El mundo empezó a estremecerse a nuestro alrededor. El triste escenario se borroneó. Se nos estaba arrancando de allí.

Ella, al comprender que nos íbamos, se enjugó las lágrimas de los ojos.

— ¿Volveré a veros?

— Eso esperamos… — dijo Leslie, también entre lágrimas.

— ¡Gracias por venir! — gritó aún —. ¡Gracias!

Debemos de haber desaparecido para ella, pues a través de la niebla la vimos reclinarse contra el piano, con la cabeza gacha por un momento.

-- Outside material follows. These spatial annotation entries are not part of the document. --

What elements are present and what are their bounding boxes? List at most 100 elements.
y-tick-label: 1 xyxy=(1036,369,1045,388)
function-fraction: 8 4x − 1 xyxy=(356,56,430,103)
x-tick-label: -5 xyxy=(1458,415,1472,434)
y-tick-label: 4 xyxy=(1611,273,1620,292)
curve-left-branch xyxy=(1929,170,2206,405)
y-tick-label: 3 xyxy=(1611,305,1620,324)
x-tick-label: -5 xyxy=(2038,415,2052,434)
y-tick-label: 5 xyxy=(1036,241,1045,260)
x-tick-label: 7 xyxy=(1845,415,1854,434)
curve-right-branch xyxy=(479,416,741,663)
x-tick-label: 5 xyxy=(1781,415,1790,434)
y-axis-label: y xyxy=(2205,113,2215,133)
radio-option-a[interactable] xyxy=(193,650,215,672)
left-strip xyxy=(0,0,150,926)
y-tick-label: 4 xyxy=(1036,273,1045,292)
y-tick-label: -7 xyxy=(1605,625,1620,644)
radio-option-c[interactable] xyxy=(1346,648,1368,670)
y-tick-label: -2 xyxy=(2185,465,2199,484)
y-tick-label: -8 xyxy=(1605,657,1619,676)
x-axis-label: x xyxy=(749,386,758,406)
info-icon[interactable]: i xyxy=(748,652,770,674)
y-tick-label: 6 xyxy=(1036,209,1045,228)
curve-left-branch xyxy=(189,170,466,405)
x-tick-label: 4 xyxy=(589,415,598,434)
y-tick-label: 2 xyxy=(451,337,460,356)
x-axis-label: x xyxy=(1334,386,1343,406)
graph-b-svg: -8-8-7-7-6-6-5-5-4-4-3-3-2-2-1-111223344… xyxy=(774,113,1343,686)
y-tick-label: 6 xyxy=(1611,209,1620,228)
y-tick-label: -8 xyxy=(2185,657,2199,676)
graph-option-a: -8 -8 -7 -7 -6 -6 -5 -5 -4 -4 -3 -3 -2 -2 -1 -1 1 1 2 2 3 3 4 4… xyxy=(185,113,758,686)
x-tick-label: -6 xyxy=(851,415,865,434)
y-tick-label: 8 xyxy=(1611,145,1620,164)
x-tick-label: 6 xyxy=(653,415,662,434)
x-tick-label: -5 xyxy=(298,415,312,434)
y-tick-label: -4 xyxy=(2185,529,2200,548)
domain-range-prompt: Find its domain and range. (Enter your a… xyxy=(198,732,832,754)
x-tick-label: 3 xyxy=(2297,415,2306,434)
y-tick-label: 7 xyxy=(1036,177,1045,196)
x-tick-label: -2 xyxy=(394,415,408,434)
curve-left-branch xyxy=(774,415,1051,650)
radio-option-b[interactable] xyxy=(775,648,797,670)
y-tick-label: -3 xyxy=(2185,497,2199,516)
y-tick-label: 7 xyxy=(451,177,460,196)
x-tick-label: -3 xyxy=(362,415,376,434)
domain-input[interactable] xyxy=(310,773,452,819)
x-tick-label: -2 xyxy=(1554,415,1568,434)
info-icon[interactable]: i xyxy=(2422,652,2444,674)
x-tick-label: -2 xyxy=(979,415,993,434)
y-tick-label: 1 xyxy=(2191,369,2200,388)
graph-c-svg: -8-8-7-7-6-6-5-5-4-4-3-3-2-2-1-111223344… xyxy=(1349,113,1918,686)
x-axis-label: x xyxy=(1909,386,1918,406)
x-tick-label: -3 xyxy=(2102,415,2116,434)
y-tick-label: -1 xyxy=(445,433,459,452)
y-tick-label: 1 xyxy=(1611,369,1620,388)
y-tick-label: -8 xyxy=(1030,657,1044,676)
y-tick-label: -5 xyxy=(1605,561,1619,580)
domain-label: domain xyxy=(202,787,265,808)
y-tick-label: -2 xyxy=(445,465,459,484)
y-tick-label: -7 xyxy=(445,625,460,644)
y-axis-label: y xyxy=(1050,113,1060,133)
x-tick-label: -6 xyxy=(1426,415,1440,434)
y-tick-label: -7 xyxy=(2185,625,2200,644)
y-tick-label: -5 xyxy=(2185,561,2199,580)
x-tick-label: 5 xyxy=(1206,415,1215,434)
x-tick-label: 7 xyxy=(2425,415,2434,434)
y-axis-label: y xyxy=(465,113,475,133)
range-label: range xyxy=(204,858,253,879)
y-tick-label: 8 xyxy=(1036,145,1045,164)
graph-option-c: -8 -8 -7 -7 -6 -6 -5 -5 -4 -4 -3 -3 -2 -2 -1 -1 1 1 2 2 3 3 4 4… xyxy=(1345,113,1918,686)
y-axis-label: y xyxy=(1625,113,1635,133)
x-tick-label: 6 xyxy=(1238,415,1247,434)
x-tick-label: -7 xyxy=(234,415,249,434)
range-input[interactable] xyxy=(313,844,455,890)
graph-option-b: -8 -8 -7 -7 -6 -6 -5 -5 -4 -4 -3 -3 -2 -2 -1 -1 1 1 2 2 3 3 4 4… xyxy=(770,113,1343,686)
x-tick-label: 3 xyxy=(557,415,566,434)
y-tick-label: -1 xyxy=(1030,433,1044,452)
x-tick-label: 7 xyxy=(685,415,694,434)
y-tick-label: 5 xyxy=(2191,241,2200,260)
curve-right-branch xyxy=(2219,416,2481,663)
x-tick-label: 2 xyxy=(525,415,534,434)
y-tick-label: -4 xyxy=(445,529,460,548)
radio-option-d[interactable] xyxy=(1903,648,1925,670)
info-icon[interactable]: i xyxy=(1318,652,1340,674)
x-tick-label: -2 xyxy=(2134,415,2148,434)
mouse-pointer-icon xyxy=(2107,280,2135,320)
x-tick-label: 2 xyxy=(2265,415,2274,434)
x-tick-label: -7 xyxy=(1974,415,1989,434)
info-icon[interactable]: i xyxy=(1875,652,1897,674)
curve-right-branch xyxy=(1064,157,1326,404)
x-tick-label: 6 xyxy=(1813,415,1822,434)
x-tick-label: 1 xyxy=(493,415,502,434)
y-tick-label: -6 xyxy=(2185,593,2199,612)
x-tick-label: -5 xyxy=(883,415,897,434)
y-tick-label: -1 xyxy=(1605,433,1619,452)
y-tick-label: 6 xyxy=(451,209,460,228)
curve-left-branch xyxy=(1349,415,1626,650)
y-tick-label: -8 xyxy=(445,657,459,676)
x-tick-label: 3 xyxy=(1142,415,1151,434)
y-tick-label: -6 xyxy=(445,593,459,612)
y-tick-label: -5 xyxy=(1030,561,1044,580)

Luego se sentó en la vieja silla y sus dedos comenzaron a moverse sobre el teclado.

7

El severo cuarto desapareció en llovizna arremolinada y el motor rugió allá arriba.

Pye apartó la mano del acelerador y se acomodó en el asiento trasero para observarnos, cálido apoyo.

— ¡Llevaba una vida tan dura! — comentó Leslie, secándose las lágrimas —. ¡Estaba tan sola! ¿Es justo que nosotros recibamos las recompensas de su valor y sus esfuerzos?

— Recuerda que ella escogió esa vida — dijo Pye — También escogió las recompensas.

— ¿Qué recompensas? — preguntó Leslie.

— ¿Acaso no es ahora parte de ti?

Por supuesto, me dije. Su amor por la música, su mente empecinada y firme, hasta su cuerpo, pulido y modelado por años de decisiones, ¿no estaban con nosotros en ese mismo instante, mientras volábamos?